A woman who caught sight of these three marching in a file, with Gavroche at their head, burst into noisy laughter.

This laugh was wanting in respect towards the group.

"Good day, Mamselle Omnibus," said Gavroche to her.

An instant later, the wig-maker occurred to his mind once more, and he added:--

"I am making a mistake in the beast; he''s not a whiting, he''s a serpent.

Barber, I''ll go and fetch a locksmith, and I''ll have a bell hung to your tail."

This wig-maker had rendered him aggressive.

As he strode over a gutter, he apostrophized a bearded portress who was worthy to meet Faust on the Brocken, and who had a broom in her hand.

"Madam," said he, "so you are going out with your horse?"

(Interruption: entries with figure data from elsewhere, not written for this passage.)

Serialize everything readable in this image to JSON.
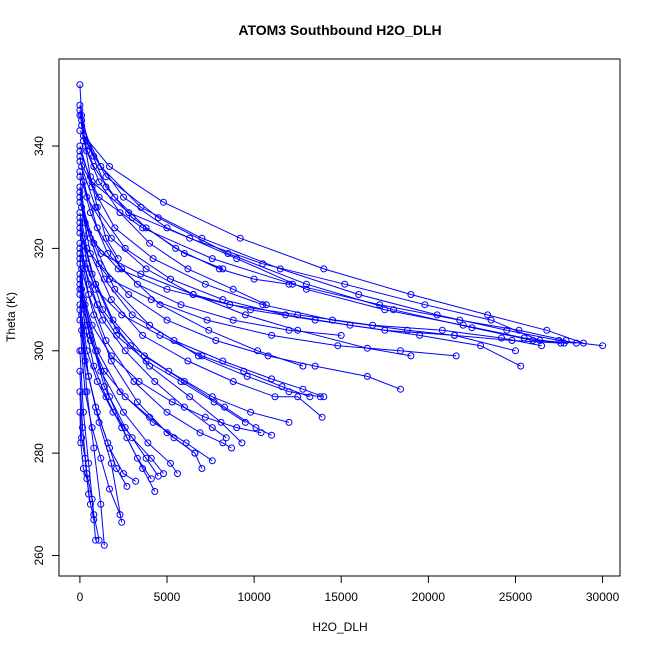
{
  "chart_data": {
    "type": "scatter",
    "title": "ATOM3 Southbound H2O_DLH",
    "xlabel": "H2O_DLH",
    "ylabel": "Theta (K)",
    "xlim": [
      -1200,
      31000
    ],
    "ylim": [
      256,
      357
    ],
    "xticks": [
      0,
      5000,
      10000,
      15000,
      20000,
      25000,
      30000
    ],
    "yticks": [
      260,
      280,
      300,
      320,
      340
    ],
    "grid": false,
    "legend": "none",
    "colors": {
      "series": "#0000ff",
      "axis": "#000000",
      "background": "#ffffff"
    },
    "marker": "open-circle",
    "connect_points": true,
    "profiles": [
      {
        "x": [
          0,
          100,
          300,
          600,
          1000,
          1500,
          2200
        ],
        "y": [
          352,
          346,
          340,
          334,
          328,
          322,
          318
        ]
      },
      {
        "x": [
          0,
          500,
          1500,
          3000,
          5500,
          8000,
          10000,
          12000
        ],
        "y": [
          348,
          340,
          332,
          326,
          320,
          316,
          314,
          313
        ]
      },
      {
        "x": [
          0,
          800,
          2500,
          5000,
          9000,
          13000,
          17500,
          22000,
          25500,
          27800
        ],
        "y": [
          346,
          338,
          330,
          324,
          318,
          312,
          308,
          305,
          302.5,
          301.5
        ]
      },
      {
        "x": [
          100,
          1200,
          3500,
          7000,
          11500,
          16000,
          20500,
          24500,
          27500,
          30000
        ],
        "y": [
          344,
          336,
          328,
          322,
          316,
          311,
          307,
          304,
          302,
          301
        ]
      },
      {
        "x": [
          200,
          1500,
          4500,
          8500,
          13000,
          18000,
          22500,
          26000,
          28500
        ],
        "y": [
          342,
          334,
          326,
          319,
          313,
          308,
          304.5,
          302,
          301.5
        ]
      },
      {
        "x": [
          0,
          700,
          2000,
          4200,
          7200,
          10500,
          14500,
          18800,
          21500,
          25000
        ],
        "y": [
          340,
          332,
          324,
          318,
          313,
          309,
          306,
          304,
          303,
          300
        ]
      },
      {
        "x": [
          0,
          400,
          1800,
          3800,
          6500,
          9500,
          12500,
          16500,
          19000
        ],
        "y": [
          338,
          330,
          322,
          316,
          311,
          307,
          304,
          300.5,
          299
        ]
      },
      {
        "x": [
          100,
          900,
          2600,
          5200,
          8200,
          11800,
          15500,
          19500,
          23000,
          25300
        ],
        "y": [
          336,
          328,
          320,
          314,
          310,
          307,
          305,
          303,
          301,
          297
        ]
      },
      {
        "x": [
          0,
          600,
          1600,
          3300,
          5800,
          8800,
          12000,
          15000
        ],
        "y": [
          335,
          327,
          319,
          313,
          309,
          306,
          304,
          303
        ]
      },
      {
        "x": [
          0,
          300,
          1100,
          2800,
          5000,
          7800,
          10800,
          13500,
          16500,
          18400
        ],
        "y": [
          334,
          325,
          317,
          311,
          306,
          302,
          299,
          297,
          295,
          292.5
        ]
      },
      {
        "x": [
          200,
          1000,
          2400,
          4600,
          7400,
          10200,
          12800
        ],
        "y": [
          333,
          324,
          316,
          309,
          304,
          300,
          297
        ]
      },
      {
        "x": [
          0,
          500,
          1400,
          3000,
          5400,
          8200,
          11000,
          12800,
          14000
        ],
        "y": [
          332,
          323,
          314,
          307,
          302,
          298,
          294.5,
          292.5,
          291
        ]
      },
      {
        "x": [
          0,
          800,
          2000,
          4000,
          6800,
          9600,
          12000,
          13800
        ],
        "y": [
          330,
          321,
          312,
          305,
          299,
          295,
          292,
          291
        ]
      },
      {
        "x": [
          100,
          600,
          1800,
          3600,
          6200,
          8800,
          11200,
          12500,
          13900
        ],
        "y": [
          328,
          319,
          310,
          303,
          298,
          294,
          291,
          291,
          287
        ]
      },
      {
        "x": [
          0,
          400,
          1300,
          2900,
          5100,
          7600,
          9800,
          12000
        ],
        "y": [
          326,
          317,
          308,
          301,
          296,
          291,
          288,
          286
        ]
      },
      {
        "x": [
          0,
          700,
          1900,
          3700,
          6000,
          8300,
          10100,
          11000
        ],
        "y": [
          324,
          315,
          306,
          299,
          294,
          289,
          285,
          283.5
        ]
      },
      {
        "x": [
          200,
          900,
          2100,
          4000,
          6300,
          8100,
          9300
        ],
        "y": [
          322,
          313,
          304,
          297,
          291,
          286,
          282
        ]
      },
      {
        "x": [
          0,
          500,
          1500,
          3100,
          5000,
          6900,
          8200,
          8700
        ],
        "y": [
          320,
          311,
          302,
          294,
          288,
          284,
          282,
          281
        ]
      },
      {
        "x": [
          0,
          300,
          1000,
          2300,
          4200,
          6100,
          7600
        ],
        "y": [
          318,
          309,
          300,
          292,
          286,
          282,
          278.5
        ]
      },
      {
        "x": [
          100,
          800,
          1800,
          3300,
          5000,
          6600,
          7000
        ],
        "y": [
          316,
          307,
          298,
          290,
          284,
          280,
          277
        ]
      },
      {
        "x": [
          0,
          400,
          1200,
          2500,
          3900,
          5200,
          5600
        ],
        "y": [
          314,
          305,
          296,
          288,
          282,
          278,
          276
        ]
      },
      {
        "x": [
          0,
          600,
          1400,
          2600,
          3800,
          4500
        ],
        "y": [
          312,
          303,
          293,
          285,
          279,
          275.5
        ]
      },
      {
        "x": [
          200,
          900,
          1700,
          2700,
          3600,
          4300
        ],
        "y": [
          310,
          300,
          291,
          283,
          277,
          272.5
        ]
      },
      {
        "x": [
          0,
          300,
          900,
          1700,
          2500,
          3200
        ],
        "y": [
          308,
          298,
          289,
          281,
          276,
          274.5
        ]
      },
      {
        "x": [
          0,
          500,
          1100,
          1800,
          2400
        ],
        "y": [
          306,
          295,
          286,
          278,
          266.5
        ]
      },
      {
        "x": [
          100,
          400,
          800,
          1200,
          1400
        ],
        "y": [
          304,
          292,
          281,
          270,
          262
        ]
      },
      {
        "x": [
          0,
          200,
          500,
          800,
          1100
        ],
        "y": [
          300,
          288,
          278,
          268,
          263
        ]
      },
      {
        "x": [
          0,
          150,
          400,
          700,
          900
        ],
        "y": [
          296,
          285,
          276,
          271,
          263
        ]
      },
      {
        "x": [
          0,
          100,
          300,
          500,
          800
        ],
        "y": [
          292,
          283,
          279,
          272,
          267
        ]
      },
      {
        "x": [
          0,
          50,
          200,
          400,
          600
        ],
        "y": [
          288,
          282,
          277,
          275,
          270
        ]
      },
      {
        "x": [
          0,
          300,
          1200,
          3500,
          6500,
          9800,
          13500,
          17500,
          21500,
          24800,
          27600
        ],
        "y": [
          331,
          325,
          319,
          315,
          311,
          308,
          306,
          304,
          303,
          302,
          301.5
        ]
      },
      {
        "x": [
          0,
          600,
          2200,
          5000,
          8600,
          12500,
          16800,
          20800,
          24200,
          26500
        ],
        "y": [
          329,
          322,
          316,
          312,
          309,
          307,
          305,
          304,
          302.5,
          301
        ]
      },
      {
        "x": [
          0,
          400,
          1700,
          4100,
          7300,
          11000,
          14800,
          18400,
          21600
        ],
        "y": [
          327,
          320,
          314,
          310,
          306,
          303,
          301,
          300,
          299
        ]
      },
      {
        "x": [
          0,
          200,
          900,
          2400,
          4600,
          7000,
          9400,
          11600,
          13200
        ],
        "y": [
          325,
          318,
          312,
          307,
          303,
          299,
          296,
          293,
          291
        ]
      },
      {
        "x": [
          0,
          300,
          1000,
          2100,
          3800,
          5800,
          7700,
          9500
        ],
        "y": [
          323,
          316,
          309,
          303,
          298,
          294,
          290,
          286
        ]
      },
      {
        "x": [
          0,
          500,
          1300,
          2600,
          4300,
          6000,
          7600,
          8400
        ],
        "y": [
          321,
          313,
          306,
          300,
          294,
          289,
          285,
          283
        ]
      },
      {
        "x": [
          0,
          100,
          700,
          1800,
          3400,
          5300,
          7200,
          9000,
          10400
        ],
        "y": [
          319,
          312,
          305,
          299,
          294,
          290,
          287,
          285,
          284
        ]
      },
      {
        "x": [
          0,
          200,
          600,
          1400,
          2600,
          4000,
          5400,
          6600
        ],
        "y": [
          317,
          309,
          302,
          296,
          291,
          287,
          283,
          280
        ]
      },
      {
        "x": [
          0,
          100,
          400,
          1000,
          1900,
          3000,
          4100,
          4800
        ],
        "y": [
          315,
          307,
          300,
          294,
          288,
          283,
          279,
          276
        ]
      },
      {
        "x": [
          0,
          300,
          800,
          1500,
          2400,
          3300,
          4100
        ],
        "y": [
          313,
          305,
          297,
          291,
          285,
          279,
          275
        ]
      },
      {
        "x": [
          0,
          200,
          500,
          1000,
          1600,
          2100,
          2700
        ],
        "y": [
          311,
          303,
          295,
          288,
          282,
          277,
          273.5
        ]
      },
      {
        "x": [
          0,
          100,
          300,
          700,
          1200,
          1700,
          2300
        ],
        "y": [
          309,
          300,
          292,
          285,
          279,
          273,
          268
        ]
      },
      {
        "x": [
          0,
          700,
          2800,
          6300,
          10500,
          15200,
          19800,
          23600,
          26400
        ],
        "y": [
          339,
          333,
          327,
          322,
          317,
          313,
          309,
          306,
          302
        ]
      },
      {
        "x": [
          0,
          1100,
          3600,
          7600,
          12200,
          17200,
          21800,
          25200,
          27900
        ],
        "y": [
          337,
          330,
          324,
          318,
          313,
          309,
          306,
          304,
          302
        ]
      },
      {
        "x": [
          0,
          1700,
          4800,
          9200,
          14000,
          19000,
          23400,
          26800,
          28900
        ],
        "y": [
          343,
          336,
          329,
          322,
          316,
          311,
          307,
          304,
          301.5
        ]
      },
      {
        "x": [
          100,
          400,
          1100,
          2300,
          4000,
          6200,
          8800,
          10700
        ],
        "y": [
          345,
          339,
          333,
          327,
          321,
          316,
          312,
          309
        ]
      },
      {
        "x": [
          0,
          200,
          800,
          2000,
          3800,
          6000,
          8200
        ],
        "y": [
          347,
          341,
          336,
          330,
          324,
          319,
          316
        ]
      }
    ]
  }
}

And thereupon, he spattered the polished boots of a pedestrian.

"You scamp!" shouted the furious pedestrian.

Gavroche elevated his nose above his shawl.

"Is Monsieur complaining?"

"Of you!" ejaculated the man.

"The office is closed," said Gavroche, "I do not receive any more complaints."

In the meanwhile, as he went on up the street, he perceived a beggar-girl, thirteen or fourteen years old, and clad in so short a gown that her knees were visible, lying thoroughly chilled under a porte-cochere. The little girl was getting to be too old for such a thing.